Последние дни она сипела так сильно, что практически каждый её вздох был слышен так же хорошо, как скрежет металла о каменные стены. Мама плакала ночами на кухне, а выходя, пыталась улыбаться, но припухшие глаза выдавали её.
Бабушка Марта всё время хрипела, одно и то же: «скорее бы конец, я так больше не могу». Возможно, она согласилась бы на то, чтобы врачи ввели ей инъекцию, как и всем тем, кто устал жить, но она верила в небо. Бабушка называла его богом, много о нём рассказывала, хотя не видела его ни разу, а только слышала о нём от своей мамы. Эти же рассказы слышала и я. Может быть, оно или он, и правда существует.

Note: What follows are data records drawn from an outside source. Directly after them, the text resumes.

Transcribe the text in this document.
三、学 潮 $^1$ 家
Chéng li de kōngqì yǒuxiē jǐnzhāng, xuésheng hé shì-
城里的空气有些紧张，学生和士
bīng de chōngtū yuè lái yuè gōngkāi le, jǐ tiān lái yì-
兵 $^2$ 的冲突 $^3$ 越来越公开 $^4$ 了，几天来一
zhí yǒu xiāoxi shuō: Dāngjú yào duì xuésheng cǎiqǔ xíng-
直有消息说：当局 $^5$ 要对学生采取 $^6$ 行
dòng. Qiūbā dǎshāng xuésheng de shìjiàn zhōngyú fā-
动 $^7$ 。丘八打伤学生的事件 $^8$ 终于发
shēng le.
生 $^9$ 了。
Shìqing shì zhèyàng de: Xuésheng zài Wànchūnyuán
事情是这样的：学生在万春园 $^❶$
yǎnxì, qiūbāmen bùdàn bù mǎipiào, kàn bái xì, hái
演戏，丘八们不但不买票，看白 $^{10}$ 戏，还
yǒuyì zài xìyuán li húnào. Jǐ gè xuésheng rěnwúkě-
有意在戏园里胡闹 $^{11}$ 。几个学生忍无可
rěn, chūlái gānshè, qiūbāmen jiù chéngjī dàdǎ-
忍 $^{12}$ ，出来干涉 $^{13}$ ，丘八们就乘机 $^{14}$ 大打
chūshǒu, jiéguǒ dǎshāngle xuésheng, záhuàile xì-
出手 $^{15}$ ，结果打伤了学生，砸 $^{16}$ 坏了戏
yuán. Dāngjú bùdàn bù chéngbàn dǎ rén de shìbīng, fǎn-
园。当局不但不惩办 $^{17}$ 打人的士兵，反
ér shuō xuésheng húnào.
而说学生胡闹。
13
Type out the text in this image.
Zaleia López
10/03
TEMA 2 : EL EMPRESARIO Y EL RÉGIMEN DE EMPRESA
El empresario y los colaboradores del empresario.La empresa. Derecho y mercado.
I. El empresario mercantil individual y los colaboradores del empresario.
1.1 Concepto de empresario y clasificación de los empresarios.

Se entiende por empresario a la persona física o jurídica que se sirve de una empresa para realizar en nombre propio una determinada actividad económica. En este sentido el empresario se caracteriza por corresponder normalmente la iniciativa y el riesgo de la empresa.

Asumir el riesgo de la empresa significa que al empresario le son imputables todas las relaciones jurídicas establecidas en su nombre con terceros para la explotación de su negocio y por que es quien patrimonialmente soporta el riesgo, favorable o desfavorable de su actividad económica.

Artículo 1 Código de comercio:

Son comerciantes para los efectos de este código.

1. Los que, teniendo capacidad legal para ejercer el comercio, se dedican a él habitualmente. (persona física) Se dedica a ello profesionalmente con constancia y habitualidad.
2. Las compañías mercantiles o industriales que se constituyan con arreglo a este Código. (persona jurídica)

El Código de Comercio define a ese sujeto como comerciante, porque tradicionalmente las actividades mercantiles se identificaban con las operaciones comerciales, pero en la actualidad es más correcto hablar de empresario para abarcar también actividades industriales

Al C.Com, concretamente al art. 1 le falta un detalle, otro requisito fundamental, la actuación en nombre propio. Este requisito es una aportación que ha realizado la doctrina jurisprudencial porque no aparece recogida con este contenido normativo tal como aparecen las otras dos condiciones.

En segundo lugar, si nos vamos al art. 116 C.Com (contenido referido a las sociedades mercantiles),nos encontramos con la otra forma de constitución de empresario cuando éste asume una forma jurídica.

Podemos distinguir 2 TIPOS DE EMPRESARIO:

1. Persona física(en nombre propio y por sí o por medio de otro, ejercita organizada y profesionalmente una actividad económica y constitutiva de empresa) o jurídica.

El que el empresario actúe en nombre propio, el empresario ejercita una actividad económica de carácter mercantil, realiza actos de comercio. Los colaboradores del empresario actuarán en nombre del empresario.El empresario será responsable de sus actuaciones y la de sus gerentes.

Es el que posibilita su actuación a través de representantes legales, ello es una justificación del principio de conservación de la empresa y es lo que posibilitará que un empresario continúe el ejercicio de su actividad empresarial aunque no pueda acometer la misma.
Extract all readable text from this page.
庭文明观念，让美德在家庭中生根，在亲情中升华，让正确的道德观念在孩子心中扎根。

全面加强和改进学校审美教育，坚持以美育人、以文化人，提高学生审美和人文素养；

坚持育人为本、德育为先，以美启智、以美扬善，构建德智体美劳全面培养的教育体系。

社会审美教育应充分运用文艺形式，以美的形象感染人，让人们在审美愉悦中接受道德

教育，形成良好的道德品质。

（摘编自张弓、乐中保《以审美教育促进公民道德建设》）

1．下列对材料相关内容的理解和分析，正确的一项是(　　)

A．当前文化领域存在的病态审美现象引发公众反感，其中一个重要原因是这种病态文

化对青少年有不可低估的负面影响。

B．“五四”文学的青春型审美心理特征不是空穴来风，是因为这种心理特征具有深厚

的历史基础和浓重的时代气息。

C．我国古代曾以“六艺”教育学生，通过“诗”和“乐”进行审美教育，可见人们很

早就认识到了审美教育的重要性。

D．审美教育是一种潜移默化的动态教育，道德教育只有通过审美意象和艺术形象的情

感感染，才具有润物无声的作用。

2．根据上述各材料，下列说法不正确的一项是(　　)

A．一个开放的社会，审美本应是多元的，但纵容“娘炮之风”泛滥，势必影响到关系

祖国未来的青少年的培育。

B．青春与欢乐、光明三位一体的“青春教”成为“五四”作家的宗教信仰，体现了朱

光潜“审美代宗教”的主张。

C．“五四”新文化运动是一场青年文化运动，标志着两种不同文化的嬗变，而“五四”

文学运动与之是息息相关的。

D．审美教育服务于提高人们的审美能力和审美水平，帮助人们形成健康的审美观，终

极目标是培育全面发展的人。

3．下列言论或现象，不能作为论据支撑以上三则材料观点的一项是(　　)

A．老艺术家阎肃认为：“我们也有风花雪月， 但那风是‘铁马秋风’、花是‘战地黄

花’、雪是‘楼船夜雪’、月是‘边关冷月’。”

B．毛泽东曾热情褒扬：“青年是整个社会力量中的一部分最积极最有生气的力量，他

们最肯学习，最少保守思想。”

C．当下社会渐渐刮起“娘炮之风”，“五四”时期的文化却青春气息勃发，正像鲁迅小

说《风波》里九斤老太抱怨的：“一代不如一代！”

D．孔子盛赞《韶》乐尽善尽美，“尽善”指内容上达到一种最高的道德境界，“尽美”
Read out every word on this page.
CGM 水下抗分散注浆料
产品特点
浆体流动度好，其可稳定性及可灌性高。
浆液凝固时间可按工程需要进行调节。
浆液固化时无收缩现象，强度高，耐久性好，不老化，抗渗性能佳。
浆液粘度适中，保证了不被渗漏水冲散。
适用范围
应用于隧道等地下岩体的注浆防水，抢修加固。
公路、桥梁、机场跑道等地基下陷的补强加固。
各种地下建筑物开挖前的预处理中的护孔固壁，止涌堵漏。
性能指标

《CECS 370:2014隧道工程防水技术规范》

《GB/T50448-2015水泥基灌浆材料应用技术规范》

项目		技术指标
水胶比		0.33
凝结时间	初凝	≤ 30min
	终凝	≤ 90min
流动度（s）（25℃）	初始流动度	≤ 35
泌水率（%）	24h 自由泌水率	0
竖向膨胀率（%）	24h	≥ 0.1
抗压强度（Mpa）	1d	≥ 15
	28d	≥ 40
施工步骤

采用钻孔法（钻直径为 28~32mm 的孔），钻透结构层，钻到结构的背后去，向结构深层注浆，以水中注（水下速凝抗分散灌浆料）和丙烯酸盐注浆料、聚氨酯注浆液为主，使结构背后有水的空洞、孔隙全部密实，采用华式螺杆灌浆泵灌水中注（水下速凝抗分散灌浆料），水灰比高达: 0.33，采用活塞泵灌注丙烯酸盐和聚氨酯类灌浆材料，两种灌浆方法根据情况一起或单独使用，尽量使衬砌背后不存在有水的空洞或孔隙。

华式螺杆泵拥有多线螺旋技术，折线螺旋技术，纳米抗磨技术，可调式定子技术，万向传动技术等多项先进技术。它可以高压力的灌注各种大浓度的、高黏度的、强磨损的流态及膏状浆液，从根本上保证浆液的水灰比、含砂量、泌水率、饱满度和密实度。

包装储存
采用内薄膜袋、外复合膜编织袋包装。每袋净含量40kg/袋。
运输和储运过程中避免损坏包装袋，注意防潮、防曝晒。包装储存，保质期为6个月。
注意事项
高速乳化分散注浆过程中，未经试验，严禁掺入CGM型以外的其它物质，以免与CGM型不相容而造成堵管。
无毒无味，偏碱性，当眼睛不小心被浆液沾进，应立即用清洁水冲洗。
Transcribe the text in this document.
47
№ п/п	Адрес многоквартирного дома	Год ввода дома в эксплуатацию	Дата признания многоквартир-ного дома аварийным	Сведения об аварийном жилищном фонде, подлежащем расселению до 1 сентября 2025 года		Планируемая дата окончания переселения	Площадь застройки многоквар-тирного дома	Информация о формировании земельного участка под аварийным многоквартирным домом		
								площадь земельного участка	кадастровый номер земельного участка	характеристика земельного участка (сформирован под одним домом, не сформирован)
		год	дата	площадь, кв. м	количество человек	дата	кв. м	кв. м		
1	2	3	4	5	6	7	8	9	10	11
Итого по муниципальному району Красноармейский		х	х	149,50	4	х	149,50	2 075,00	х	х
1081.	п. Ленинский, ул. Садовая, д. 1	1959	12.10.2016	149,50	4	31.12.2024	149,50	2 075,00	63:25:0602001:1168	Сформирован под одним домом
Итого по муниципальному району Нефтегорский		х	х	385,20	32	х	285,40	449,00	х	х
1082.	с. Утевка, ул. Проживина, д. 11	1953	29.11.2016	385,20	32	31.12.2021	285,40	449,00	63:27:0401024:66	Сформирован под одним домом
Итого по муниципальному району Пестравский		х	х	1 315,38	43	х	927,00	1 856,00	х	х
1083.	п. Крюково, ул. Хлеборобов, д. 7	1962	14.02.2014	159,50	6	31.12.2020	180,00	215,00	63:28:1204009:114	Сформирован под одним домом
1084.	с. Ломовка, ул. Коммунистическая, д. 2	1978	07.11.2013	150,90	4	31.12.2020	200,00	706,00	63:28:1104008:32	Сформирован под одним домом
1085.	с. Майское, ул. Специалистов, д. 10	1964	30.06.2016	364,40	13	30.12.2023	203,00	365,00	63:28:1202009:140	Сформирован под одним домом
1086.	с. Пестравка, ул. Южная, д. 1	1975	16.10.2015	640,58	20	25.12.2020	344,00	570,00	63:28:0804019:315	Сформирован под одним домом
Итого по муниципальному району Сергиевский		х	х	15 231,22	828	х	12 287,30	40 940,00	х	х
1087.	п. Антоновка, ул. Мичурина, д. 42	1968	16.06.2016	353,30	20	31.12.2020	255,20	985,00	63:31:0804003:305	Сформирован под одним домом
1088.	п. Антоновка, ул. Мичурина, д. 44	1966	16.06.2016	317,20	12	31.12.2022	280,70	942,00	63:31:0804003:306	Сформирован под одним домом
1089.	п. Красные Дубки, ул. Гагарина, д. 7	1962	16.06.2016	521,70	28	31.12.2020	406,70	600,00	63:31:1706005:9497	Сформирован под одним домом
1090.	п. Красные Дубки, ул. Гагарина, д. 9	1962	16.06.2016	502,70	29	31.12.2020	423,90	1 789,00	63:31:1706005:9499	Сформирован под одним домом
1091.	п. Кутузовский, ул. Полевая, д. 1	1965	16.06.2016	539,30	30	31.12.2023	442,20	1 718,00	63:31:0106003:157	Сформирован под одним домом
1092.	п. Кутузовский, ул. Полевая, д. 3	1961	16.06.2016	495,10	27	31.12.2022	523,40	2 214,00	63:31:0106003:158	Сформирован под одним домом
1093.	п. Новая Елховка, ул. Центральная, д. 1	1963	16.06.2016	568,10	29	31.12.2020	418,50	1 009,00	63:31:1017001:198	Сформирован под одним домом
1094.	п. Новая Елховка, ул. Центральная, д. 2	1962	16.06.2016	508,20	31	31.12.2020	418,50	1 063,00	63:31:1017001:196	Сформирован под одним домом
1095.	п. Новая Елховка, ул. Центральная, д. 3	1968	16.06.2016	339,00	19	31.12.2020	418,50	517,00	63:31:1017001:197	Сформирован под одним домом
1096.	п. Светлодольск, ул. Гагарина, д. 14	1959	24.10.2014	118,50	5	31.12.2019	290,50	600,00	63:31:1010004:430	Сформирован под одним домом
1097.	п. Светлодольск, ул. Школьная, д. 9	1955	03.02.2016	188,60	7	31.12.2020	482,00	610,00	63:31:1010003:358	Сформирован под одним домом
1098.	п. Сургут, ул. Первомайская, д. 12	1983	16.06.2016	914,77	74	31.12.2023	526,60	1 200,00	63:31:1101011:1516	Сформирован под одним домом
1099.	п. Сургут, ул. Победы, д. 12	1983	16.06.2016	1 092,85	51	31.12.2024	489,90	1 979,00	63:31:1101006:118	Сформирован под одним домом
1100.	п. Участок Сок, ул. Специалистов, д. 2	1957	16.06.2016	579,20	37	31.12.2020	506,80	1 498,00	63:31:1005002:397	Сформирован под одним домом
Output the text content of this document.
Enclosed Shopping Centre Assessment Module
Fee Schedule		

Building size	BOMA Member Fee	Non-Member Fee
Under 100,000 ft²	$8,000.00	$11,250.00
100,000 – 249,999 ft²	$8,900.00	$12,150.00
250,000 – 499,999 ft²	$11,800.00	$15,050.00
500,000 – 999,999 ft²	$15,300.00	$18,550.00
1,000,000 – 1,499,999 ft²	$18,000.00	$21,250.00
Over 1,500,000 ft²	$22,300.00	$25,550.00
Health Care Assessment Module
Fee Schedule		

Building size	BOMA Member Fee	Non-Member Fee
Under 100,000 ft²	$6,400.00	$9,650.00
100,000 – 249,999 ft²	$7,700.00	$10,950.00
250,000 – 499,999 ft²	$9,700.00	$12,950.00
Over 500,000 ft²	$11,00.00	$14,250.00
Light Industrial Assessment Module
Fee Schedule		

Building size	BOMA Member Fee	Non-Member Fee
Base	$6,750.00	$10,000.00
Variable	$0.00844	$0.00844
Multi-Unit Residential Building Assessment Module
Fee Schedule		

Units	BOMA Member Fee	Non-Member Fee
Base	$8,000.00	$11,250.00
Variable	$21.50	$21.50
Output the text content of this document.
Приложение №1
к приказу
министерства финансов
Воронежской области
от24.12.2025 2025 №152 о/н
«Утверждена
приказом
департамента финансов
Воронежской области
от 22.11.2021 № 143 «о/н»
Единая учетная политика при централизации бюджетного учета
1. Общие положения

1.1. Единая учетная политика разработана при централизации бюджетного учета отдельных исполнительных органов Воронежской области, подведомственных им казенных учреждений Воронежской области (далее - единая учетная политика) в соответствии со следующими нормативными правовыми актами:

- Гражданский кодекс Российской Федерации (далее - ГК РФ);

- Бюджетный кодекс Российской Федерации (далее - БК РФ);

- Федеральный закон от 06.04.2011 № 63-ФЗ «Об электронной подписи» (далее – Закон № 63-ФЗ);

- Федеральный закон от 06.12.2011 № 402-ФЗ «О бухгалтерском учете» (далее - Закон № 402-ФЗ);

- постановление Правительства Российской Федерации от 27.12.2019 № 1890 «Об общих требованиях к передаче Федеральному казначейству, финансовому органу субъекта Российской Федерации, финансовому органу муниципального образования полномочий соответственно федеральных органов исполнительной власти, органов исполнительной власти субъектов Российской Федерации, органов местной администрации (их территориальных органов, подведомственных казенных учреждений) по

Прожила она почти девяносто лет, а маму родила, когда ей было почти сорок, моим родителям сейчас уже почти по пятьдесят. Они считаются долгожителями среди своего поколения. Не представляю, чтобы сейчас у них был ещё ребёнок. До этого у бабушки Марты был сын, но он умер, когда ему было девятнадцать лет, и поэтому она решилась родить ещё раз, так появилась мама.
Мы всё узнали ту секунду, когда бабушка Марта перестала жить. Никак не могу произнести слово «умерла». Она просто затихла, и мы больше не услышали скрежет её дыхания. Она словно отключилась от питания.
На следующий день нам выдали денежную компенсацию, забрав её месячный резерв кислорода, талоны на воду, тепло и продукты. Мама, не переставая всхлипывать, отложила очередной раз чеки в подпольный сейф.
Её маму, мою бабушку в тот же день отвезли на подъёмник, мы провожали её до самых ворот, затем шлюзы закрылись, и лифт увёз её на поверхность с такими же, как и она, неработающими телами, завёрнутыми в полиэфирные полотнища с гербом нашего мира и датой отправки на поверхность.
В этот день мы с бабушкой Лиз обе расположились спать на кухне, находится в нашей спальне, было невыносимо грустно. Когда уже убавили электричество до минимума, мы ещё сидели за сложенным миниатюрным столиком и пили чай. Бабушка Лиз взяла меня за руку и погладила по голове, добавив: «ты должна знать всю правду».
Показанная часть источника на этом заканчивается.